By York Baur, CEO of MoxiWorks
October 22, 2019
As we race towards 2020, we find ourselves in the late stages of the longest market expansion in United States history, which has led to some of the largest sums ever invested into real estate technology. To put things in perspective, back in 2008 there was only $20 million invested, whereas today that number sits comfortably around $4 billion.
While this is generally a good thing, there is a major thorn in the side of it all: the fact that the early projections for many companies of the amount of investment it would take to achieve success was wildly inaccurate.
Assumptions vs. reality.
The data challenges in residential real estate, combined with the investment required for enterprise-class systems, mean that many companies have underestimated the investment needed to achieve scale and profitability. Not only that, but many technology companies chose to sell directly to real estate agents because to them it looked like a shorter path to revenue. Unfortunately, that carries with it a massive customer churn and high customer acquisition costs, both of which limited the ability to get to meaningful revenue.

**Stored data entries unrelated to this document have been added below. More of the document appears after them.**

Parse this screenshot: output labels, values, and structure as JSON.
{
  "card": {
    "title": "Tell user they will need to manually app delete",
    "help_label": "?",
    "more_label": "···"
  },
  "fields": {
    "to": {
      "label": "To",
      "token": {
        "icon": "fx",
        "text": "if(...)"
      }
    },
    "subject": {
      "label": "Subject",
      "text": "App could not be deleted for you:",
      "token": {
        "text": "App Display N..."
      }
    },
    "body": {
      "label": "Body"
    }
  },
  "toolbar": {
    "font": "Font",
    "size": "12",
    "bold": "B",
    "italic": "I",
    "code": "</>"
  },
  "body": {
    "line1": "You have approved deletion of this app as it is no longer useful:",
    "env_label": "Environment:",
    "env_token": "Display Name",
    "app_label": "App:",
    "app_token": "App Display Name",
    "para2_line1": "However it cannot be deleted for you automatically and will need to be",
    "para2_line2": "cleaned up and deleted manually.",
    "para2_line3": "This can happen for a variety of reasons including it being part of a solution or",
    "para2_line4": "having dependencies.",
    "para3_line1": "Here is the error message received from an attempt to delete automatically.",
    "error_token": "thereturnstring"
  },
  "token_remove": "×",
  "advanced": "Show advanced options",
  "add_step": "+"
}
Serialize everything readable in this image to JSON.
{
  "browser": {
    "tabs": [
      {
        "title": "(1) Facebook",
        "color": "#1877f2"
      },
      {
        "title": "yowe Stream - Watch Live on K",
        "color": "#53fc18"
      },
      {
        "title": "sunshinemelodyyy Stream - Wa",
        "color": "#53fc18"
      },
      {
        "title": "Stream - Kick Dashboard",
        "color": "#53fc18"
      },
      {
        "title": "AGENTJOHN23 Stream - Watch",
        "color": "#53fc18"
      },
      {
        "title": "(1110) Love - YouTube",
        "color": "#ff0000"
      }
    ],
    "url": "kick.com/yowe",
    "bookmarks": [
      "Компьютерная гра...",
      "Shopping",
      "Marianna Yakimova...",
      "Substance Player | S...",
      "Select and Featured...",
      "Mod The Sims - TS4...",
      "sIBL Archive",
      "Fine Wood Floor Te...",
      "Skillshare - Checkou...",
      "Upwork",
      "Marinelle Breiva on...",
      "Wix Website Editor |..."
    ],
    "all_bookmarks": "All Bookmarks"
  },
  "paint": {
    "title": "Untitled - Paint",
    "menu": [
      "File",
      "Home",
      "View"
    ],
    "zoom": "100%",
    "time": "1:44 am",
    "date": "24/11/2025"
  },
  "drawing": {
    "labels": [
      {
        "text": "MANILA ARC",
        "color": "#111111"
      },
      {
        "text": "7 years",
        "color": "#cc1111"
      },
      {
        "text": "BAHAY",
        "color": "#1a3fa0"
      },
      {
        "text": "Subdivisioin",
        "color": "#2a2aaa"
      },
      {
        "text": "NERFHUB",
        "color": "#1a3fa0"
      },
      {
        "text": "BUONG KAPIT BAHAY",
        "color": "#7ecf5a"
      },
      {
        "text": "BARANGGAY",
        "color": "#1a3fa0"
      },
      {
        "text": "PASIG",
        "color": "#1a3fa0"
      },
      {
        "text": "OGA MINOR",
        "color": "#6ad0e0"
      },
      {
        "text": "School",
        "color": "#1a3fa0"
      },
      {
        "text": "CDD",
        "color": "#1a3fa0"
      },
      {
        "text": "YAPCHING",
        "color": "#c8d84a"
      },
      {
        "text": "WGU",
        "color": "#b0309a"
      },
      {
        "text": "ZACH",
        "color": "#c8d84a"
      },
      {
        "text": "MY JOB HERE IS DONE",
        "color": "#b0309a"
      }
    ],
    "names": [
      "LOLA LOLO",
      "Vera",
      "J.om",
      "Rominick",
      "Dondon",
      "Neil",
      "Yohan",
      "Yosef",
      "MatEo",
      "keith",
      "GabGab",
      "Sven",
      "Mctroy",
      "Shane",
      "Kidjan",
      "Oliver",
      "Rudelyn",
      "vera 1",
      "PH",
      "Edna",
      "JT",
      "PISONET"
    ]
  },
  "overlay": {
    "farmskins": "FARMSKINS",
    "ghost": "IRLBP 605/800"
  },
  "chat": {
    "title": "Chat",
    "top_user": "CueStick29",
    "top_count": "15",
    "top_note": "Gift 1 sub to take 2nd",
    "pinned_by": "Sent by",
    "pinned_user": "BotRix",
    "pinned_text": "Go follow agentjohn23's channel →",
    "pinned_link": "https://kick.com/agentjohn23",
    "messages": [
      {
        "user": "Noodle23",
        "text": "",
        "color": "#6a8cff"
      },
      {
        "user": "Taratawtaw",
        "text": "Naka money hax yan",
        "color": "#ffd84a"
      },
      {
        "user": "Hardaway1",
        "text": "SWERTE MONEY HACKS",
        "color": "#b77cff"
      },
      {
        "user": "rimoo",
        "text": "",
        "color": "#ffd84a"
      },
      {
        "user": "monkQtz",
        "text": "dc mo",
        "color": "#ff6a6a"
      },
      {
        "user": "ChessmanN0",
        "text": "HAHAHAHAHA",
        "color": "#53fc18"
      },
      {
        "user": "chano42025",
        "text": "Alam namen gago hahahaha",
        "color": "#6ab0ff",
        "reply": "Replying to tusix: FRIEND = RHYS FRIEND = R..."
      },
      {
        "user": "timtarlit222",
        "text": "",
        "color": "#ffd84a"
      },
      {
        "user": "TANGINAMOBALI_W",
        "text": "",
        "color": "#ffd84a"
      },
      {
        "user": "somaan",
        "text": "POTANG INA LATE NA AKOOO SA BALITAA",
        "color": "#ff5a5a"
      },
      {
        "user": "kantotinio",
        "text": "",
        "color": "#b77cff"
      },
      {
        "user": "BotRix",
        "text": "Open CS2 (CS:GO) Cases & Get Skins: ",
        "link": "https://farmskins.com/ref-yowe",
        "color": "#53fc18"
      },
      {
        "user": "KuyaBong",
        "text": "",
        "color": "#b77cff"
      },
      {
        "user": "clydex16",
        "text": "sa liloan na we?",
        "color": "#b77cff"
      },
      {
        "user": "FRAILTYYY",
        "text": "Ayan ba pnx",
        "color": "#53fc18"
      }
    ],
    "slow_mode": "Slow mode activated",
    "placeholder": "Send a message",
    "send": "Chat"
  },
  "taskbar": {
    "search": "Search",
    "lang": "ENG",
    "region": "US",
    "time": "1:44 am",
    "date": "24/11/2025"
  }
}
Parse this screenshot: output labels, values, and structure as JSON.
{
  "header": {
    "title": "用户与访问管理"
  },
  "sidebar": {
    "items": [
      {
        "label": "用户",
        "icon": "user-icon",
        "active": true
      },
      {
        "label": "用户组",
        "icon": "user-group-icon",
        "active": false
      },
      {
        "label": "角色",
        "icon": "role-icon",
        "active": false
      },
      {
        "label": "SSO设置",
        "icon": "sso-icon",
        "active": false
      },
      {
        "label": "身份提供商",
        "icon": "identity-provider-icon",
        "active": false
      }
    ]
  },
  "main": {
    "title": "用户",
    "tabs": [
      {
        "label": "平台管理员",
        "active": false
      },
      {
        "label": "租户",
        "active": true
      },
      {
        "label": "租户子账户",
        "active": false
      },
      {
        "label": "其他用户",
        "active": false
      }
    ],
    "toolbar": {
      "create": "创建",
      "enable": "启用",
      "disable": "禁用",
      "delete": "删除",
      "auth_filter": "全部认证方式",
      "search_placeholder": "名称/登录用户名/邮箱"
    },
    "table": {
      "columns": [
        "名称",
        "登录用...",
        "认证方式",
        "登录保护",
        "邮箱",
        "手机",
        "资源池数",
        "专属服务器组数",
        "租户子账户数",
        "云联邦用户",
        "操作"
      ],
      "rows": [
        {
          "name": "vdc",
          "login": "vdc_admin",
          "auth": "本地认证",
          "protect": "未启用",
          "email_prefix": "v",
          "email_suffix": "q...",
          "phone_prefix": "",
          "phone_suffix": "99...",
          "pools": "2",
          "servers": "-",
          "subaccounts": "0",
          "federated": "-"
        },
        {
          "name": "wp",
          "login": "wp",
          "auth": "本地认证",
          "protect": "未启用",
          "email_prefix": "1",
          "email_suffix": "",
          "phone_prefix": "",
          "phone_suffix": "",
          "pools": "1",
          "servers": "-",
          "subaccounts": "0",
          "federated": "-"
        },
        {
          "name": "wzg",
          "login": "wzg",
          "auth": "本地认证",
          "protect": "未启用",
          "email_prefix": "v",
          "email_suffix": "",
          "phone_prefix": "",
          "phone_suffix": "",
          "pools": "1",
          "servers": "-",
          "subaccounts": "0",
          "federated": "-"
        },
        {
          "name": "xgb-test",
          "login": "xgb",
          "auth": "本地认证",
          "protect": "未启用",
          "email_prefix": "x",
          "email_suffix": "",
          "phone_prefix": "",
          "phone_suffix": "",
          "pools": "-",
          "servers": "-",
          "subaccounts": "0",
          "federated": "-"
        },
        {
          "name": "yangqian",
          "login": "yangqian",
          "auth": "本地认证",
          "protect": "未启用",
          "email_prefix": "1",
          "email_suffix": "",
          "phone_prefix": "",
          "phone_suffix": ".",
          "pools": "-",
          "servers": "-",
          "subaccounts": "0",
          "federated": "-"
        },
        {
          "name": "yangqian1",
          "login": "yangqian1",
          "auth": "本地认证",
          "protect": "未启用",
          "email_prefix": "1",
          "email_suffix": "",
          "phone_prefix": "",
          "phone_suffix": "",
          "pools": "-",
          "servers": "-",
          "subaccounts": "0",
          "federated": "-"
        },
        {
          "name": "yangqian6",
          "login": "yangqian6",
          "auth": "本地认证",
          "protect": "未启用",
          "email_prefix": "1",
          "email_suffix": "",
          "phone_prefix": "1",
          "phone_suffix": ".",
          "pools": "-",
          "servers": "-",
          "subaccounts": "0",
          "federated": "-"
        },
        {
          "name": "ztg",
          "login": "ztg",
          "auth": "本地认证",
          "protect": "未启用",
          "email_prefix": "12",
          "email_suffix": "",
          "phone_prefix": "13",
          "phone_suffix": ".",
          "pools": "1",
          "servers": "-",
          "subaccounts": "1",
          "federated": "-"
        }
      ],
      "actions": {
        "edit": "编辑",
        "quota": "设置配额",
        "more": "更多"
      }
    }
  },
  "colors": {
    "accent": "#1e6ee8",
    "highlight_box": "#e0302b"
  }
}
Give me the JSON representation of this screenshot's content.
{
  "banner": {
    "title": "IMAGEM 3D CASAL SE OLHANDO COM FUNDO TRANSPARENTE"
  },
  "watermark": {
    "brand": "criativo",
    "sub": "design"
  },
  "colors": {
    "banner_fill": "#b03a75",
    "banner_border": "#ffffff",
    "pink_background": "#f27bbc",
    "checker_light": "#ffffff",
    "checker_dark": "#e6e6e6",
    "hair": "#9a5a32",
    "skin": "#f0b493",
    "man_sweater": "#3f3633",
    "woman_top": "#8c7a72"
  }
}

All of this makes for many, many companies in the real estate technology struggling to raise money and remain viable. The problem is, how can you tell who will survive and thrive and who will be hanging on for dear life or worse yet, gone altogether?
Brokerages beware: You must vet your technology before you sign the dotted line.
To all brokerage customers out there, beware – you need to research the financial health and financial backing of your vendors or it might end badly. The key is choosing an open platform vendor so that you have flexibility to change products out easily if and when they fail. None of us, me included, can truly know who will win and lose in the technology race so you need to protect your brokerage and agents for whatever the outcome may be.
Industry Consolidation + Risk Aversion
With the recent news of the Soft Bank’s WeWork disappointment and a very uncertain future for their other real estate investments and endeavors, we are going to start seeing risk aversion on the part of investors looking at our industry. Industry consolidation is a natural thing. As everyone races one another, only a handful come out on top. When that happens, the best-in-class products will be acquired and/or merged with other best-in-class products, and those that have struggled will likely lose out.
That’s why a well-capitalized platform provider is also a safer choice because they are in the best position to acquire the companies that are struggling and produce future stability for you and your business. It’s obvious that risk aversion and industry consolidation is near, and everyone better be ready for it when it arrives.